Medvedev’den çok siyaseten Putin’in aktif olduğu Moskova idaresi, Rusya’nın Batı tarafından çevrelenmesi algısı üzerine siyasetler üretti. 2008’de Rusya-Gürcistan savaşı yaşandı. Moskova, savaş sonrasında Gürcistan’dan tek taraflı bağımsızlığını ilan eden Güney Osetya ve Abhazya’yı tanıdı.
Bu devirde dünya ekonomik krizinin sonuçlarının üstesinden gelmekle meşgul olan Moskova, 1990’larda yaşanan demografik problemini çözmek için uğraştı.
Putin, 2012-2018 periyodunda 3. kez tekrar devlet başkanı seçildi.
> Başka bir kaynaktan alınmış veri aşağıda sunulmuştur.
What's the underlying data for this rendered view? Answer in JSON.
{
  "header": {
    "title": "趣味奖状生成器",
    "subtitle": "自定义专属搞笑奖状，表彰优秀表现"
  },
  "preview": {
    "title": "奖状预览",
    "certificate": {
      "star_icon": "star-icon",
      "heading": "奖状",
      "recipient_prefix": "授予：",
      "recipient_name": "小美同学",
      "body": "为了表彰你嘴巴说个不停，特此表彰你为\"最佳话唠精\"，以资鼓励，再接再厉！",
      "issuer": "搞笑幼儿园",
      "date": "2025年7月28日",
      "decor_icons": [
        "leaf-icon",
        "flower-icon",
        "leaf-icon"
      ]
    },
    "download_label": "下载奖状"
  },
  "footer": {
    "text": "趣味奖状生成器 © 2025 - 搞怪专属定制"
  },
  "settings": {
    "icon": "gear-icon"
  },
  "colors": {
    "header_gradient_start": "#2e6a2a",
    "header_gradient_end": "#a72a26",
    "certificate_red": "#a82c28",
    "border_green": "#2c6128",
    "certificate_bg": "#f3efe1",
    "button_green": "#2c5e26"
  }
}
Batı ile rekabetin yaşandığı bu periyotta, NATO’nun Rus nüfuz alanında aktif olma eforuna dikkati çekilerek, İttifak Rusya için esas askeri tehdit olarak benimsendi.
Ukrayna krizinin baş göstermesi üzerine Rusya, 2014’te Kırım’ı yasa dışı formda ilhak etti. Moskova, 30 Eylül 2015’te terör örgütü DEAŞ ile çaba gerekçesiyle Suriye’ye müdahale etti.
Rusya, Belarus ve Kazakistan tarafından temelleri atılan, sonradan Kırgızistan ve Ermenistan’ın da üye olduğu Avrasya Ekonomik Birliği resmen 2015’te kuruldu.
Putin, 2018’deki seçimlerde de yaklaşık yüzde 77 oy alarak 4. kez devlet başkanı oldu. Bu dönem, Rusya ile Batı ortasında gerek siyasi gerek ekonomik olarak gerginliğin en sınır safhada yaşandığı periyot olarak kayıtlara geçti.
Ukrayna krizinin savaşa dönüştüğü sürecin başında Putin, 21 Şubat 2022’de Kremlin Sarayı’nda düzenlenen merasimle kelamda Donetsk Halk Cumhuriyeti ve Luhansk Halk Cumhuriyeti’nin bağımsızlığını tanıdı.
Putin, 24 Şubat 2022’de sabahın erken saatlerinde televizyondan halka hitap ederek “Ukrayna’nın doğusundaki Donbas’a özel askeri operasyon” başlattıklarını duyurdu. Bu halde Rusya’nın Ukrayna’ya savaşı başladı. Donetsk, Luhansk, Zaporijya ve Herson bölgeleri Putin’in 30 Eylül 2022’de imzaladığı kararnameyle yasa dışı ilhak edildi.